MOST (Media Oriented Systems Transport) automotive infotainment networking
MOST is a fibre-optic and electrical multimedia network used inside cars to carry audio, video, and control data between infotainment components. The kernel stack talks to Microchip/SMSC Intelligent Network Interface Controllers such as the OS81118, OS81119, and OS81210, typically over USB, exposing character, sound, and networking interfaces.
recommendation
It should stay in the kernel but with a note about its narrow scope. The underlying Microchip MOST controllers (OS81118 and OS81210) are still listed as in production for automotive use in 2025, the code still receives upstream maintenance, and there is no removal effort in flight. Deployments are limited to legacy and niche automotive/industrial infotainment networks rather than general-purpose Linux systems, so flagging the niche sets expectations without dropping working hardware support.
repository signals
sources
- lore.kernel.org
Recent upstream work still touches the driver in 2026; activity is maintenance/hardening rather than removal.
- microchip.com
The OS81118 MOST150 INIC referenced by the driver is listed by Microchip as 'In Production' and recommended for automotive design.
- microchip.com
The OS81210 INIC referenced by the driver is listed by Microchip as 'In Production' for automotive/industrial applications.
- en.wikipedia.org
MOST is an automotive multimedia network used in vehicles, indicating a specialized niche deployment profile rather than broad general-purpose use.

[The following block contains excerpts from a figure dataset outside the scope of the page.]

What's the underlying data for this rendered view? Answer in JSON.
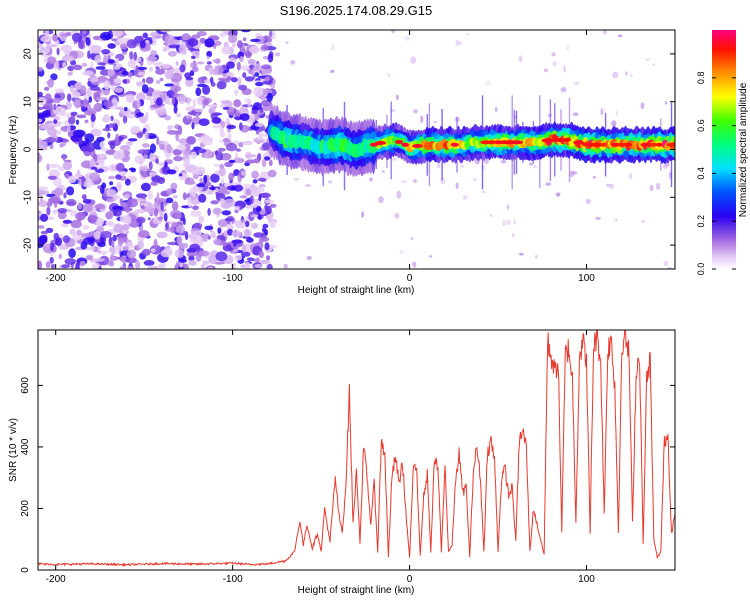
{
  "title": "S196.2025.174.08.29.G15",
  "chart_data": [
    {
      "type": "heatmap",
      "title": "S196.2025.174.08.29.G15",
      "xlabel": "Height of straight line (km)",
      "ylabel": "Frequency (Hz)",
      "xlim": [
        -210,
        150
      ],
      "ylim": [
        -25,
        25
      ],
      "xticks": [
        -200,
        -100,
        0,
        100
      ],
      "yticks": [
        -20,
        -10,
        0,
        10,
        20
      ],
      "colorbar": {
        "label": "Normalized spectral amplitude",
        "range": [
          0,
          1
        ],
        "ticks": [
          "0.0",
          "0.2",
          "0.4",
          "0.6",
          "0.8"
        ]
      },
      "noise_region_x": [
        -210,
        -77
      ],
      "ridge": {
        "x": [
          -78,
          -70,
          -60,
          -50,
          -40,
          -30,
          -20,
          -10,
          -5,
          0,
          10,
          20,
          30,
          40,
          50,
          60,
          70,
          80,
          90,
          100,
          110,
          120,
          130,
          140,
          150
        ],
        "y": [
          4,
          2,
          1.5,
          0.5,
          1,
          0,
          1,
          2,
          1.5,
          0.5,
          1,
          1,
          1,
          1.5,
          1.5,
          1.5,
          1.5,
          2,
          2,
          1,
          1,
          1,
          1,
          1,
          1
        ],
        "amplitude": [
          0.5,
          0.6,
          0.5,
          0.55,
          0.6,
          0.5,
          0.6,
          0.75,
          0.6,
          0.75,
          0.8,
          0.85,
          0.75,
          0.7,
          0.85,
          0.75,
          0.8,
          0.9,
          0.9,
          0.95,
          0.95,
          0.9,
          0.95,
          0.95,
          0.9
        ]
      }
    },
    {
      "type": "line",
      "xlabel": "Height of straight line (km)",
      "ylabel": "SNR (10 * v/v)",
      "xlim": [
        -210,
        150
      ],
      "ylim": [
        0,
        780
      ],
      "xticks": [
        -200,
        -100,
        0,
        100
      ],
      "yticks": [
        0,
        200,
        400,
        600
      ],
      "color": "#e8392e",
      "series": [
        {
          "x": [
            -210,
            -200,
            -180,
            -160,
            -140,
            -120,
            -100,
            -90,
            -80,
            -75,
            -70,
            -65,
            -62,
            -60,
            -58,
            -55,
            -52,
            -50,
            -48,
            -45,
            -42,
            -40,
            -38,
            -36,
            -34,
            -32,
            -30,
            -28,
            -26,
            -24,
            -22,
            -20,
            -18,
            -16,
            -14,
            -12,
            -10,
            -8,
            -6,
            -4,
            -2,
            0,
            2,
            4,
            6,
            8,
            10,
            12,
            14,
            16,
            18,
            20,
            22,
            24,
            26,
            28,
            30,
            32,
            34,
            36,
            38,
            40,
            42,
            44,
            46,
            48,
            50,
            52,
            54,
            56,
            58,
            60,
            62,
            64,
            66,
            68,
            70,
            72,
            74,
            76,
            78,
            80,
            82,
            84,
            86,
            88,
            90,
            92,
            94,
            96,
            98,
            100,
            102,
            104,
            106,
            108,
            110,
            112,
            114,
            116,
            118,
            120,
            122,
            124,
            126,
            128,
            130,
            132,
            134,
            136,
            138,
            140,
            142,
            144,
            146,
            148,
            150
          ],
          "y": [
            20,
            18,
            20,
            17,
            21,
            19,
            22,
            18,
            20,
            25,
            30,
            60,
            160,
            80,
            150,
            70,
            120,
            60,
            200,
            90,
            300,
            180,
            120,
            280,
            580,
            150,
            320,
            90,
            400,
            300,
            150,
            280,
            60,
            420,
            380,
            40,
            300,
            370,
            280,
            350,
            180,
            40,
            320,
            330,
            50,
            240,
            310,
            60,
            360,
            330,
            60,
            340,
            60,
            80,
            290,
            380,
            250,
            270,
            40,
            320,
            400,
            300,
            60,
            380,
            420,
            360,
            60,
            300,
            330,
            240,
            270,
            90,
            420,
            450,
            400,
            60,
            200,
            150,
            100,
            50,
            740,
            700,
            640,
            680,
            120,
            700,
            720,
            620,
            160,
            700,
            740,
            680,
            120,
            730,
            760,
            680,
            180,
            720,
            740,
            600,
            120,
            740,
            760,
            700,
            150,
            640,
            700,
            80,
            620,
            680,
            100,
            40,
            60,
            420,
            440,
            120,
            180
          ]
        }
      ]
    }
  ]
}
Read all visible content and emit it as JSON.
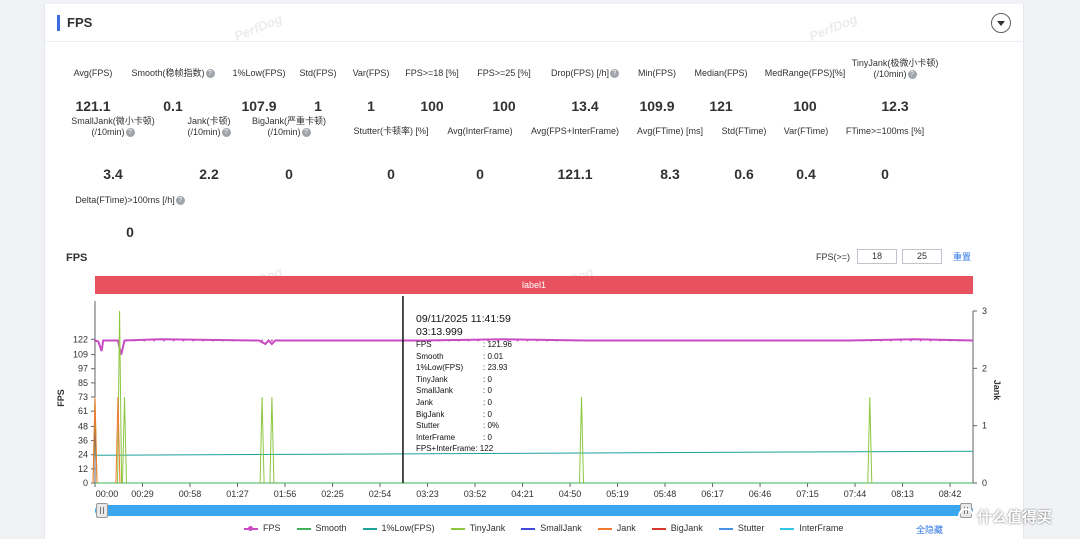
{
  "panel": {
    "title": "FPS"
  },
  "watermark_text": "PerfDog",
  "metrics": [
    {
      "label": "Avg(FPS)",
      "value": "121.1",
      "help": false
    },
    {
      "label": "Smooth(稳帧指数)",
      "value": "0.1",
      "help": true
    },
    {
      "label": "1%Low(FPS)",
      "value": "107.9",
      "help": false
    },
    {
      "label": "Std(FPS)",
      "value": "1",
      "help": false
    },
    {
      "label": "Var(FPS)",
      "value": "1",
      "help": false
    },
    {
      "label": "FPS>=18 [%]",
      "value": "100",
      "help": false
    },
    {
      "label": "FPS>=25 [%]",
      "value": "100",
      "help": false
    },
    {
      "label": "Drop(FPS) [/h]",
      "value": "13.4",
      "help": true
    },
    {
      "label": "Min(FPS)",
      "value": "109.9",
      "help": false
    },
    {
      "label": "Median(FPS)",
      "value": "121",
      "help": false
    },
    {
      "label": "MedRange(FPS)[%]",
      "value": "100",
      "help": false
    },
    {
      "label": "TinyJank(极微小卡顿)",
      "label2": "(/10min)",
      "value": "12.3",
      "help": true
    },
    {
      "label": "SmallJank(微小卡顿)",
      "label2": "(/10min)",
      "value": "3.4",
      "help": true
    },
    {
      "label": "Jank(卡顿)",
      "label2": "(/10min)",
      "value": "2.2",
      "help": true
    },
    {
      "label": "BigJank(严重卡顿)",
      "label2": "(/10min)",
      "value": "0",
      "help": true
    },
    {
      "label": "Stutter(卡顿率) [%]",
      "value": "0",
      "help": false
    },
    {
      "label": "Avg(InterFrame)",
      "value": "0",
      "help": false
    },
    {
      "label": "Avg(FPS+InterFrame)",
      "value": "121.1",
      "help": false
    },
    {
      "label": "Avg(FTime) [ms]",
      "value": "8.3",
      "help": false
    },
    {
      "label": "Std(FTime)",
      "value": "0.6",
      "help": false
    },
    {
      "label": "Var(FTime)",
      "value": "0.4",
      "help": false
    },
    {
      "label": "FTime>=100ms [%]",
      "value": "0",
      "help": false
    },
    {
      "label": "Delta(FTime)>100ms [/h]",
      "value": "0",
      "help": true
    }
  ],
  "chart_section": {
    "title": "FPS",
    "filter_label": "FPS(>=)",
    "threshold1": "18",
    "threshold2": "25",
    "reset_label": "重置",
    "band_label": "label1"
  },
  "chart_data": {
    "type": "line",
    "ylabel": "FPS",
    "y2label": "Jank",
    "y_ticks": [
      "0",
      "12",
      "24",
      "36",
      "48",
      "61",
      "73",
      "85",
      "97",
      "109",
      "122"
    ],
    "y_max": 146,
    "y2_ticks": [
      "0",
      "1",
      "2",
      "3"
    ],
    "y2_max": 3,
    "x_ticks": [
      "00:00",
      "00:29",
      "00:58",
      "01:27",
      "01:56",
      "02:25",
      "02:54",
      "03:23",
      "03:52",
      "04:21",
      "04:50",
      "05:19",
      "05:48",
      "06:17",
      "06:46",
      "07:15",
      "07:44",
      "08:13",
      "08:42"
    ],
    "x_max_seconds": 536,
    "cursor_seconds": 188,
    "series": [
      {
        "name": "FPS",
        "color": "#c94bc4",
        "points": [
          [
            0,
            121
          ],
          [
            2,
            120
          ],
          [
            4,
            112
          ],
          [
            5,
            121
          ],
          [
            14,
            121
          ],
          [
            16,
            109
          ],
          [
            18,
            121
          ],
          [
            40,
            122
          ],
          [
            100,
            121
          ],
          [
            104,
            118
          ],
          [
            106,
            121
          ],
          [
            108,
            118
          ],
          [
            110,
            121
          ],
          [
            200,
            121
          ],
          [
            250,
            122
          ],
          [
            300,
            121
          ],
          [
            400,
            121
          ],
          [
            460,
            121
          ],
          [
            500,
            122
          ],
          [
            536,
            121
          ]
        ]
      },
      {
        "name": "Smooth",
        "color": "#3cb35a",
        "points": [
          [
            0,
            0
          ],
          [
            536,
            0
          ]
        ]
      },
      {
        "name": "1%Low(FPS)",
        "color": "#1ba39c",
        "points": [
          [
            0,
            23.5
          ],
          [
            536,
            27
          ]
        ]
      },
      {
        "name": "TinyJank",
        "color": "#8dc63f",
        "spikes": [
          [
            0,
            1.5
          ],
          [
            15,
            3
          ],
          [
            18,
            1.5
          ],
          [
            102,
            1.5
          ],
          [
            108,
            1.5
          ],
          [
            297,
            1.5
          ],
          [
            473,
            1.5
          ]
        ]
      },
      {
        "name": "SmallJank",
        "color": "#3f4bd6",
        "spikes": []
      },
      {
        "name": "Jank",
        "color": "#f07a2e",
        "spikes": [
          [
            0,
            1.5
          ],
          [
            14,
            1.5
          ]
        ]
      },
      {
        "name": "BigJank",
        "color": "#d9382c",
        "spikes": []
      },
      {
        "name": "Stutter",
        "color": "#4a8fe8",
        "spikes": []
      },
      {
        "name": "InterFrame",
        "color": "#33c6e8",
        "spikes": []
      }
    ]
  },
  "tooltip": {
    "datetime": "09/11/2025 11:41:59",
    "time": "03:13.999",
    "rows": [
      {
        "k": "FPS",
        "v": ": 121.96"
      },
      {
        "k": "Smooth",
        "v": ": 0.01"
      },
      {
        "k": "1%Low(FPS)",
        "v": ": 23.93"
      },
      {
        "k": "TinyJank",
        "v": ": 0"
      },
      {
        "k": "SmallJank",
        "v": ": 0"
      },
      {
        "k": "Jank",
        "v": ": 0"
      },
      {
        "k": "BigJank",
        "v": ": 0"
      },
      {
        "k": "Stutter",
        "v": ": 0%"
      },
      {
        "k": "InterFrame",
        "v": ": 0"
      }
    ],
    "last_row": "FPS+InterFrame: 122"
  },
  "legend": [
    {
      "name": "FPS",
      "color": "#c94bc4"
    },
    {
      "name": "Smooth",
      "color": "#3cb35a"
    },
    {
      "name": "1%Low(FPS)",
      "color": "#1ba39c"
    },
    {
      "name": "TinyJank",
      "color": "#8dc63f"
    },
    {
      "name": "SmallJank",
      "color": "#3f4bd6"
    },
    {
      "name": "Jank",
      "color": "#f07a2e"
    },
    {
      "name": "BigJank",
      "color": "#d9382c"
    },
    {
      "name": "Stutter",
      "color": "#4a8fe8"
    },
    {
      "name": "InterFrame",
      "color": "#33c6e8"
    }
  ],
  "hide_all_label": "全隐藏",
  "brand": "什么值得买"
}
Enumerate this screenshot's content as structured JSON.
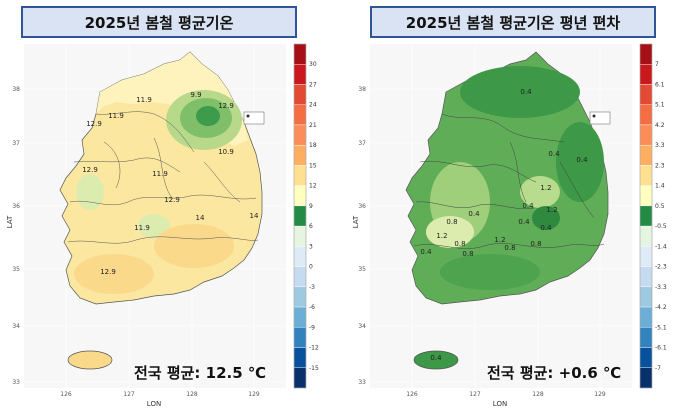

codex reasoning notes (technical)
Local tree inspection via shell showed `drivers/most` is a real MOST USB/core/cdev/sound driver stack and names SMSC/Microchip USB IDs OS81118/OS81119/OS81210. Lore evidence came from `lore_file_timeline` on `drivers/most/most_usb.c`, which returned a 2026 LKML patch URL and showed continuing upstream maintenance; I found no removal signal in the evidence gathered. Deployment evidence came from web search results for Microchip product pages, which show OS81118 and OS81210 still in production in 2025/2026. MOST is still relevant for legacy and niche automotive/industrial infotainment networks, but new deployments appear limited, so this looks better classified as keep-with-annotation than deprecate/remove.